The bowport had gone wildly out of focus. Edge to edge the frame was crowded with the most terrifying phenomenon they had seen. It was a churning vortex, shot with streamers of brilliant fire. Matasire’s fingers stabbed at his command board’s computer overrides, he hit controls, cutting in the podship’s retro thrusters as he shouted, “Everybody brace! We’re going to…” and slammed back in his seat. The Pioneer Pod 4 spun and tumbled end-over-end in total and abysmal blackness as if being suck down some immense drain.
Nicraan began to feel his skin pulled away from his body inside his uniform. That was the result of the invisible fingers of a huge gravitational attraction. The effect produced by the shuddering movement of Pod 4 trying to traverse the wormhole coupled with the dragging energy of some unknown gravimetric lasso thrown around the podship.
Semi-paralyzed, Matasire tried to reach across to the acceleration cancellation contact point one more time. But he was scarcely able to move. His muscles were paralyzed with the load they had to bear; his being screamed with pain.
“We’re still at … runaway … thrust,” he choked out in a report. “I can’t … slow … us down.”
Whatever had the Pioneer Pod in its grasp seemed to have infinite strength and control over the ship’s power systems. It could have crushed or shattered the craft without recognizing resistance.
“Try the … emergency breakers…again…” Capel’s voice showed the same strain as the pilot. “Quickly…”
Nicraan tabbed the appropriate algorithm out on the command panel’s keyboard just as the on-board made an announcement.
“Warning! Decompression danger!”
The response to Nicraan’s gesture was a shower of sparks from over-burdened hardware. The flight deck filled from the outside with light; thick ropes of luminescence coiling, lashing like the thongs of whips. Tendrils wreathing the Pod in a tightening embrace.
Metal creaked as Nicraan flung himself back into the safety of his piloting chair. The secondary shields contact point illuminating beneath his fingers just before his head contacted the headrest. A thin whine mounted, rose, jarred the ears and teeth, and rose to ultra-sonic silence.
“Secondary shields … activated,” his voice sounded unnaturally weak in the cacophony.

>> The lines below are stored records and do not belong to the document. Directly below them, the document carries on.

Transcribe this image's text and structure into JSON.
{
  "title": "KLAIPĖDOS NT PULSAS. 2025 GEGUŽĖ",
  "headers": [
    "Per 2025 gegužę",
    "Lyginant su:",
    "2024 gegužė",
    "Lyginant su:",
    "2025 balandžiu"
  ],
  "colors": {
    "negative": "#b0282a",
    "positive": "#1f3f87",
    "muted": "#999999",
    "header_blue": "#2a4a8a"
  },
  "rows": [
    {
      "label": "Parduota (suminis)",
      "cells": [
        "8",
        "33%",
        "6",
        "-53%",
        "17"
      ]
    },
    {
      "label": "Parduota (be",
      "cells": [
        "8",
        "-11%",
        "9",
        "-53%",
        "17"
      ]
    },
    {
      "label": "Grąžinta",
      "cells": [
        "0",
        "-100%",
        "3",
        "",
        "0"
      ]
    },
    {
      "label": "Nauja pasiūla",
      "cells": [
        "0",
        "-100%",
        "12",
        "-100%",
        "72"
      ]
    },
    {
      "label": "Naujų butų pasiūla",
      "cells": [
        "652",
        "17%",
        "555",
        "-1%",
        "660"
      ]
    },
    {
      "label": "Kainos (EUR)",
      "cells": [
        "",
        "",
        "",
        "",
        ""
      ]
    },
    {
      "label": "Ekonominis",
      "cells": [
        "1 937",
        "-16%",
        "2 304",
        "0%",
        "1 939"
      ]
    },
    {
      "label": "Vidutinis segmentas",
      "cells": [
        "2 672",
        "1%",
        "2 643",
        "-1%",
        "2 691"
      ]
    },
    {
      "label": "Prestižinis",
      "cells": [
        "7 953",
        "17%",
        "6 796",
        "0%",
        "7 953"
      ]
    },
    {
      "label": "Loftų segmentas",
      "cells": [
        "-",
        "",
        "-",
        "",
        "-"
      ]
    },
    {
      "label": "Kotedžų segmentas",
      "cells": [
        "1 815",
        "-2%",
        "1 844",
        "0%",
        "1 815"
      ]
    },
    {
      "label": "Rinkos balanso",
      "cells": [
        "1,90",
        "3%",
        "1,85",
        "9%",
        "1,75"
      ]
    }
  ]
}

“What … is happening, Major?” Capel shouted above the din as he squirmed in his seat. “The ship … can’t take it!”
Another powerful wave shook the ship. The shuddering increased violently. The Pod slewed; turned and veered, now hopelessly out of control. It became just a mass of alloy without a course as it spiraled in a backward-circling current of a collapsing wormhole.
The crew on the lower deck clung to their acceleration seats in the auxiliary control room as the ship tilted; the floor went up behind, in front of, and around them. Smoke and sparks burst out from flight controls shipwide.
“The ship’ll … break up,” Moela Darasiress coughed, speaking with great difficulty through the smoke and the heat.
A terrific hammer blow hit the Pioneer Pod and the decks went white around the crew. They clung grimly to their senses as the ship battled for its life against hyperspace gone unstable.
Another moment passed, and the shaking continued.